Following the dismissal of an employee mistakenly thought to be in her probation period the Fair Work Commission (Commission) held businesses with over 40 employees are “large enough to warrant a HR Manager and a HR Officer” and it is “expected that such employees would have some expertise in dealing with matters associated with the management and termination of employment.”
The employee, a kitchen worker, began working for the community services business on a 10 week ‘work for the dole’ program before being offered casual employment in April 2016. On 4 July 2016, the employee was offered and accepted a permanent part-time role. Following an incident on 11 November 2016 and “in addition to previous conduct” issues namely an incident occurring on 27 July 2016, the Chief Operating Officer (COO) dismissed the employee.
During the Commission hearing different accounts of the incidents were presented. The employee claimed she lodged a complaint with HR as a result of the 27 July 2016 incident which resulted in a meeting being held on 16 August between the employee, her supervisors and HR. The intention of the meeting was disputed. The employer argued the meeting was a performance review conducted as part of her probationary period and as a result she “understood what was being put to her” and “agreed to change her behaviour”. However the employee believed the meeting was to address the complaint she lodged and to ‘re-set the relationship’ between herself and her supervisor. When considering the meeting the Commissioner noted “I am not convinced that the meeting of 16 August 2016 between [the parties] properly closed off [the employee’s] grievances. It is certainly surprising that what apparently started as an investigation into complaints ….resulted in a warning to her the next day.”

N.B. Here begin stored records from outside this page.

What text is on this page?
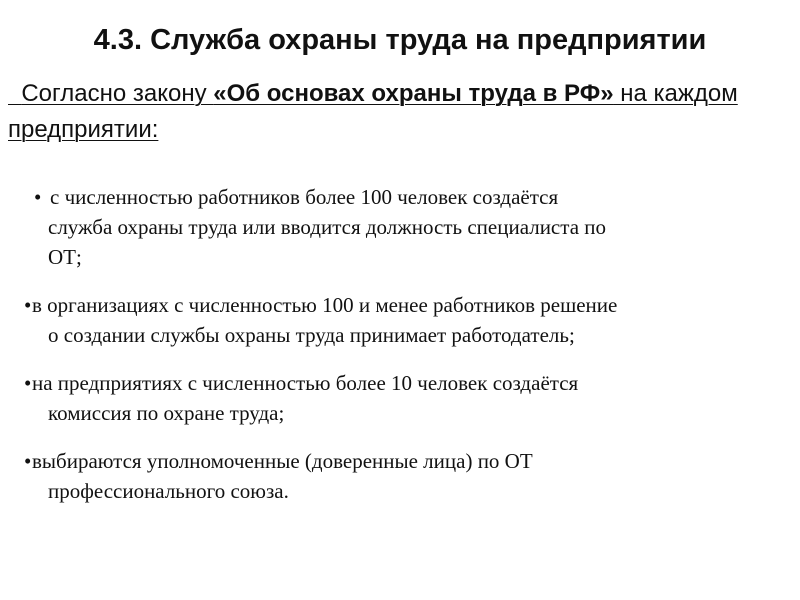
4.3. Служба охраны труда на предприятии
Согласно закону «Об основах охраны труда в РФ» на каждом предприятии:
• с численностью работников более 100 человек создаётся
служба охраны труда или вводится должность специалиста по
ОТ;
• в организациях с численностью 100 и менее работников решение
о создании службы охраны труда принимает работодатель;
• на предприятиях с численностью более 10 человек создаётся
комиссия по охране труда;
• выбираются уполномоченные (доверенные лица) по ОТ
профессионального союза.
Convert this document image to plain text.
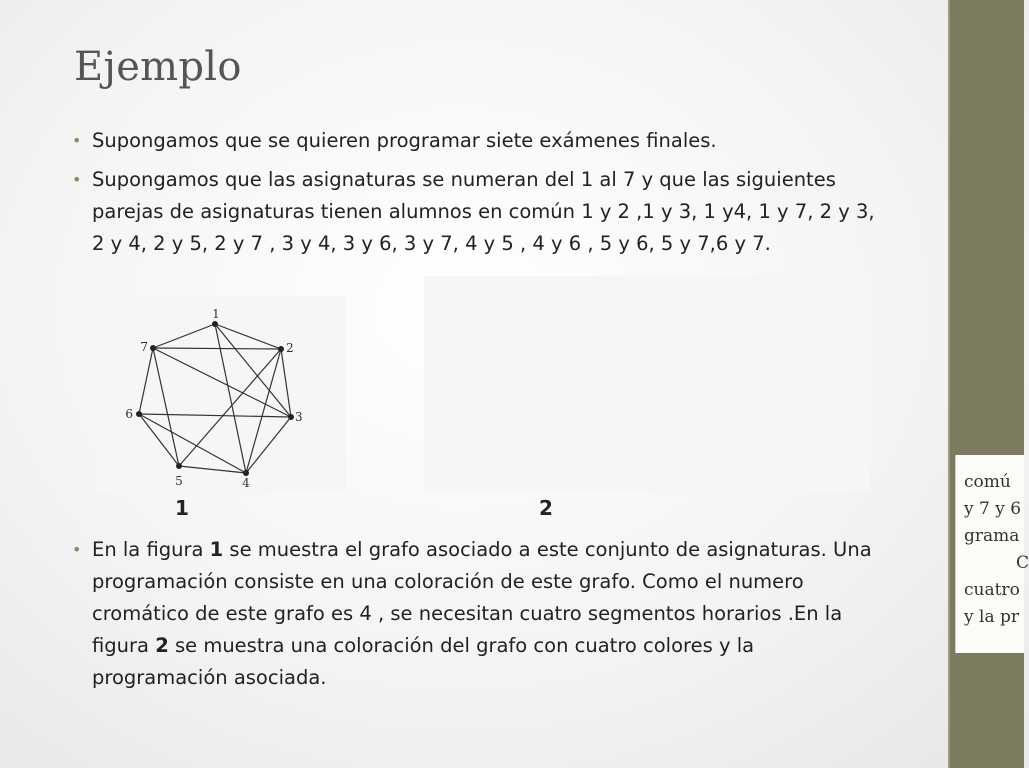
comú
y 7 y 6
grama
C
cuatro
y la pr
Ejemplo
• Supongamos que se quieren programar siete exámenes finales.
• Supongamos que las asignaturas se numeran del 1 al 7 y que las siguientes parejas de asignaturas tienen alumnos en común 1 y 2 ,1 y 3, 1 y4, 1 y 7, 2 y 3, 2 y 4, 2 y 5, 2 y 7 , 3 y 4, 3 y 6, 3 y 7, 4 y 5 , 4 y 6 , 5 y 6, 5 y 7,6 y 7.
1
2
3
4
5
6
7
1	2
• En la figura 1 se muestra el grafo asociado a este conjunto de asignaturas. Una programación consiste en una coloración de este grafo. Como el numero cromático de este grafo es 4 , se necesitan cuatro segmentos horarios .En la figura 2 se muestra una coloración del grafo con cuatro colores y la programación asociada.
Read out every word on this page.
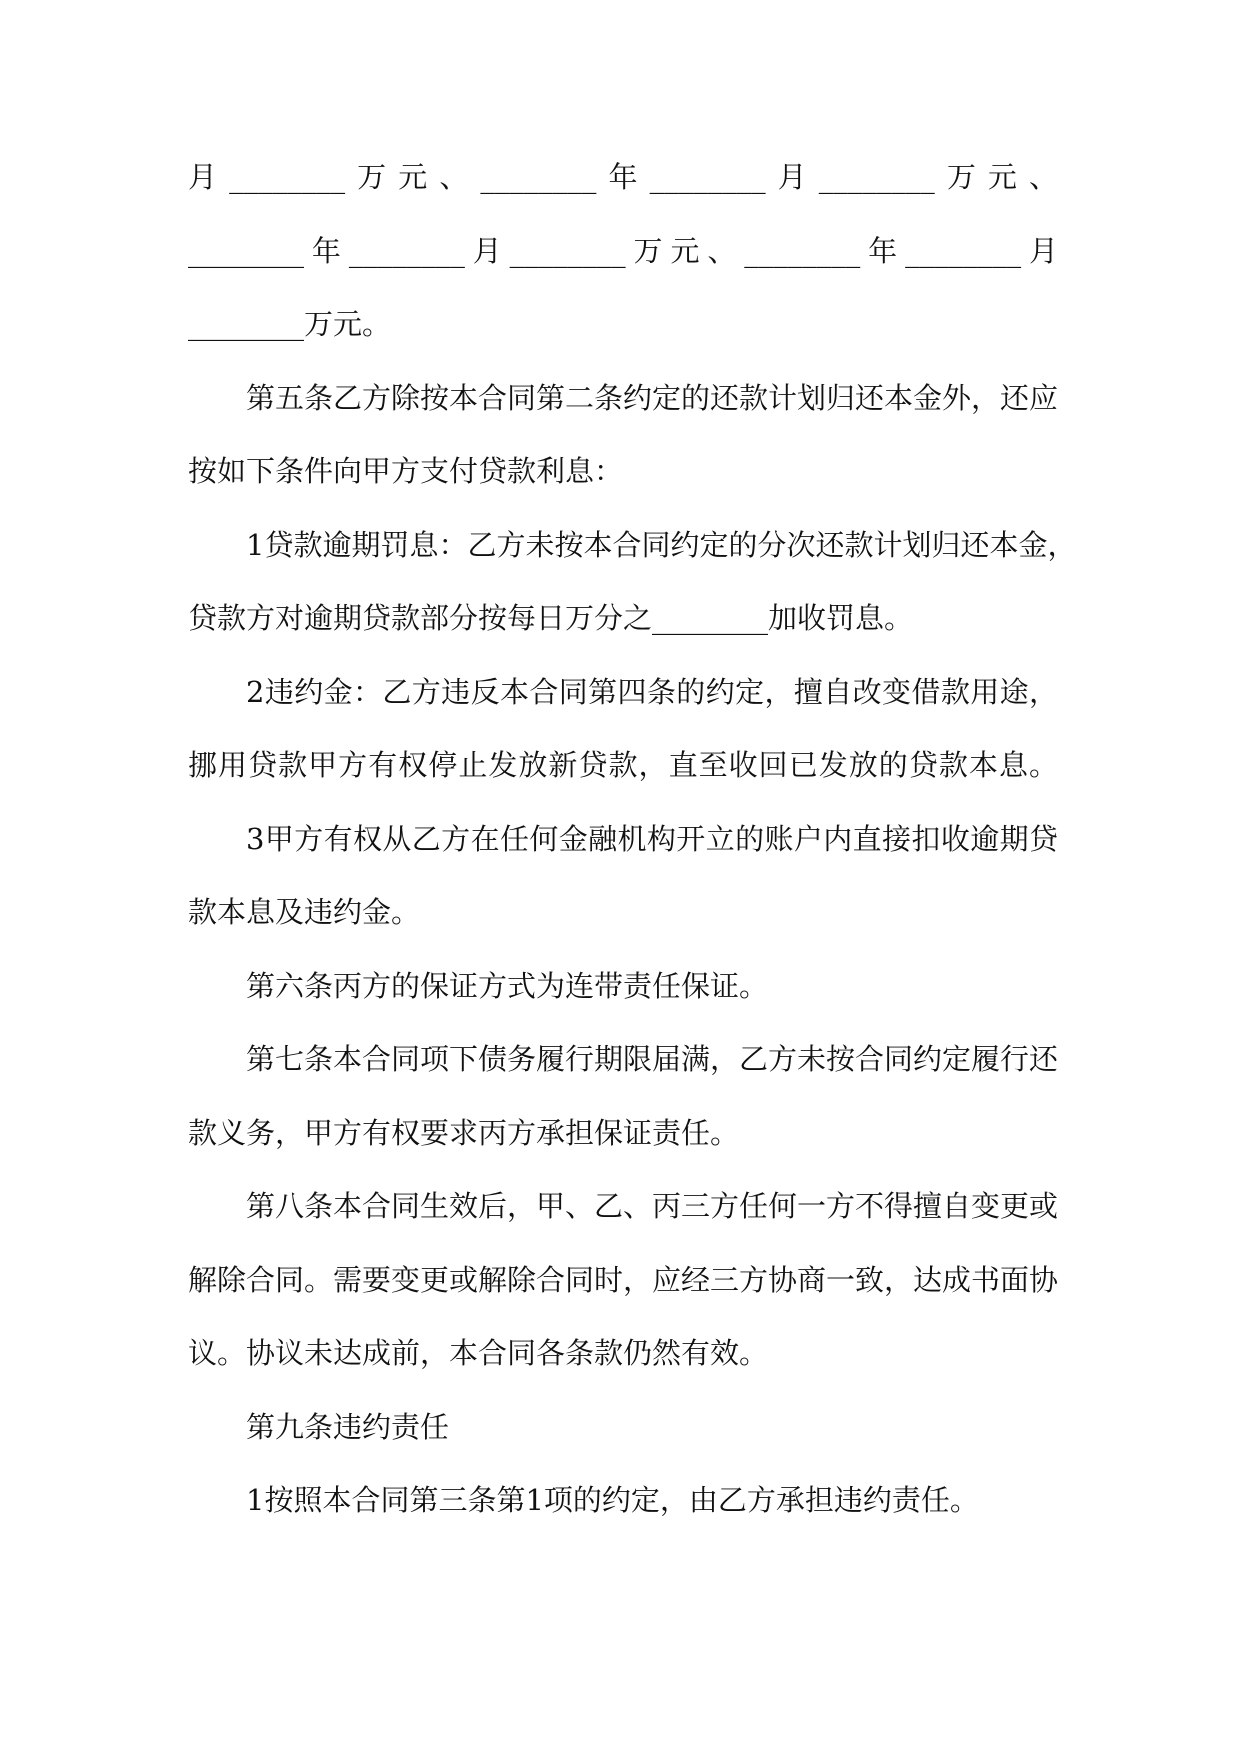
月________万元、________年________月________万元、
________年________月________万元、________年________月
________万元。
第五条乙方除按本合同第二条约定的还款计划归还本金外，还应
按如下条件向甲方支付贷款利息：
1贷款逾期罚息：乙方未按本合同约定的分次还款计划归还本金，
贷款方对逾期贷款部分按每日万分之________加收罚息。
2违约金：乙方违反本合同第四条的约定，擅自改变借款用途，
挪用贷款甲方有权停止发放新贷款，直至收回已发放的贷款本息。
3甲方有权从乙方在任何金融机构开立的账户内直接扣收逾期贷
款本息及违约金。
第六条丙方的保证方式为连带责任保证。
第七条本合同项下债务履行期限届满，乙方未按合同约定履行还
款义务，甲方有权要求丙方承担保证责任。
第八条本合同生效后，甲、乙、丙三方任何一方不得擅自变更或
解除合同。需要变更或解除合同时，应经三方协商一致，达成书面协
议。协议未达成前，本合同各条款仍然有效。
第九条违约责任
1按照本合同第三条第1项的约定，由乙方承担违约责任。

On 11 November 2016, a second incident occurred between the employee and her supervisor. Another supervisor intervened and reported hearing raised voices. After hearing the report and speaking internally, on 28 November 2017 the COO told the employee to gather her belongings and attend a meeting. In that meeting the employee was told her employment was terminated.
Having considered the evidence the Commissioner stated “Whilst I am satisfied the incidents of 27 July 2016 and 11 November 2016 did occur there is nothing to suggest [the employer] provided a valid reason for dismissal.” The Commissioner also considered the supervisors contributed to the escalation of the issues and as such “blame should not be laid at the feet of the employee”.
Whilst the Commissioner was aware the COO was acting under the misapprehension the employee did not have access to the unfair dismissal jurisdiction on the basis the employee’s previous casual engagement would not count towards the required period of service, it was noted “procedural fairness is not something that comes with length of service. Any employee is entitled to know the standards against which they are being measured, how they might be failing to meet these standards and generally….given an opportunity to improve to the level required prior to a decision being taken”
Based on the evidence presented by both parties, the Commissioner found “no valid reason for the dismissal”, and even if there had been, the “lack of procedural fairness would… find her dismissal to be harsh”. Reinstatement was deemed to be inappropriate, and compensation is yet to be determined.